Dans sa dernière version, Horizeo prévoit une centrale photovoltaïque de 820 MW sur environ 680 hectares. Le projet avait initialement été présenté sur près de 1 000 hectares, avec un centre de données, une unité de production d’hydrogène, des batteries et une activité agrivoltaïque. Au fil des contestations, plusieurs éléments ont été abandonnés et la surface réduite.
Le cœur du projet demeure pourtant le même : couper une vaste parcelle de forêt exploitée pour y installer une mer de panneaux solaires. Une opération estimée à plusieurs centaines de millions d’euros, portée par Engie, Neoen et la Banque des Territoires.
Les promoteurs promettent une production électrique bas carbone et des reboisements compensatoires. Les opposants répondent qu’une forêt existante ne se remplace pas par quelques plantations dispersées sur une carte. Ils pointent également les risques pour la biodiversité, l’eau, les sols et la prévention des incendies.
La macronie prisonnière de sa propre écologie
Horizeo est aujourd’hui bloqué par les règles liées à l’objectif Zéro Artificialisation Nette. Voilà donc Engie sommé de développer les énergies renouvelables, tout en étant empêché d’artificialiser une forêt pour le faire. Catherine MacGregor, directrice générale du groupe, a même prévenu en 2025 qu’elle pourrait mettre fin au projet si l’État ne tranchait pas.
Le patron de Neoen, Xavier Barbaro, avait de son côté demandé au gouvernement de « laisser avancer » le consortium. Tout serait prêt, expliquait-il, à l’exception des autorisations nécessaires. En clair, les industriels attendent que le pouvoir politique assouplisse les règles écologiques qu’il a lui-même adoptées.
C’est là que les incendies actuels donnent à Horizeo une dimension particulièrement sinistre. D’un côté, l’État demande aux Français de protéger les forêts, de réduire leur consommation et d’accepter toujours plus de contraintes.
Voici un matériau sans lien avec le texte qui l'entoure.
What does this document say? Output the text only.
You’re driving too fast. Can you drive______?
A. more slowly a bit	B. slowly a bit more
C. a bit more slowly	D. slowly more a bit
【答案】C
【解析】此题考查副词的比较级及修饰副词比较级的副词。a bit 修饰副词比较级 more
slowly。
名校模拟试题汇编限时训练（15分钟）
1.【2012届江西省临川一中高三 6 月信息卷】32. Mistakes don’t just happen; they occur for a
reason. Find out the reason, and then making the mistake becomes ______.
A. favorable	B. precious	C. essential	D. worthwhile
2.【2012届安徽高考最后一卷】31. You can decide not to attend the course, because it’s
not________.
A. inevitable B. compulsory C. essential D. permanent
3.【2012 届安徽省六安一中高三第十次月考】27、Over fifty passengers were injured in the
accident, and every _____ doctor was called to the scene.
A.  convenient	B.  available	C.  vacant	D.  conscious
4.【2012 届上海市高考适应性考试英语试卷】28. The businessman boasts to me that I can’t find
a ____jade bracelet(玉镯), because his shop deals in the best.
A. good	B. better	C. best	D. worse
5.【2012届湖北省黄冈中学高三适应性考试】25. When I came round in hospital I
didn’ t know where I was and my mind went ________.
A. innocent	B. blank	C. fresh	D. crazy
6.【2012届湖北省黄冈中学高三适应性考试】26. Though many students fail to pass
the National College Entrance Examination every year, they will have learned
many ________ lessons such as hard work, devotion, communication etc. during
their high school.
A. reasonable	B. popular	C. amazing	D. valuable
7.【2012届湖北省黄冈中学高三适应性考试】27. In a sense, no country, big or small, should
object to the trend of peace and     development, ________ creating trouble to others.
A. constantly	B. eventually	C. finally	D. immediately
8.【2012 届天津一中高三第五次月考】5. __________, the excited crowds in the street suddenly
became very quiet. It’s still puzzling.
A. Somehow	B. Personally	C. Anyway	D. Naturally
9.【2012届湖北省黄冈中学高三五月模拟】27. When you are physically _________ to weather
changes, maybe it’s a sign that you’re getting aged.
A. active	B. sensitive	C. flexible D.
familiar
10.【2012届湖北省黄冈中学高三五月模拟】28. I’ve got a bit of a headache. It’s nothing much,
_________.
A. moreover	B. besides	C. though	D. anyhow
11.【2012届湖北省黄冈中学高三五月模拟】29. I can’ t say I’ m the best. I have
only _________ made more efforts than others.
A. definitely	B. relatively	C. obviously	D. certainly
De l’autre, il envisage des dérogations permettant à de grands groupes de supprimer des centaines d’hectares de pins pour atteindre ses objectifs énergétiques.
Après les cendres, les panneaux ?
Il serait malhonnête d’accuser Engie ou Neoen de profiter matériellement des incendies sans le moindre élément. Mais il serait tout aussi naïf d’oublier que chaque hectare de forêt détruit rend politiquement plus acceptable l’idée d’y installer autre chose.
Une forêt debout peut être défendue. Une forêt réduite en cendres devient rapidement une « zone à reconvertir », un « foncier dégradé » ou une « opportunité pour le territoire ». Le vocabulaire des cabinets de conseil fait ensuite le reste.
Horizeo résume ainsi l’écologie version macroniste : imposer la sobriété aux habitants, subventionner les grands groupes et transformer la protection de la nature en exercice comptable. On abat ici, on replante ailleurs, on coche la case « compensation » et l’actionnaire peut dormir tranquille.
La Gironde n’a pourtant pas besoin que ses forêts deviennent des réserves foncières pour industriels en quête de certificats verts. Elle a besoin de prévention, de moyens humains, de pompiers équipés et d’une politique forestière cohérente. Les panneaux solaires ont officiellement leur utilité. Les poser à la place des arbres, puis appeler cela une victoire écologique, relève surtout d’un remarquable sens de l’humour noir.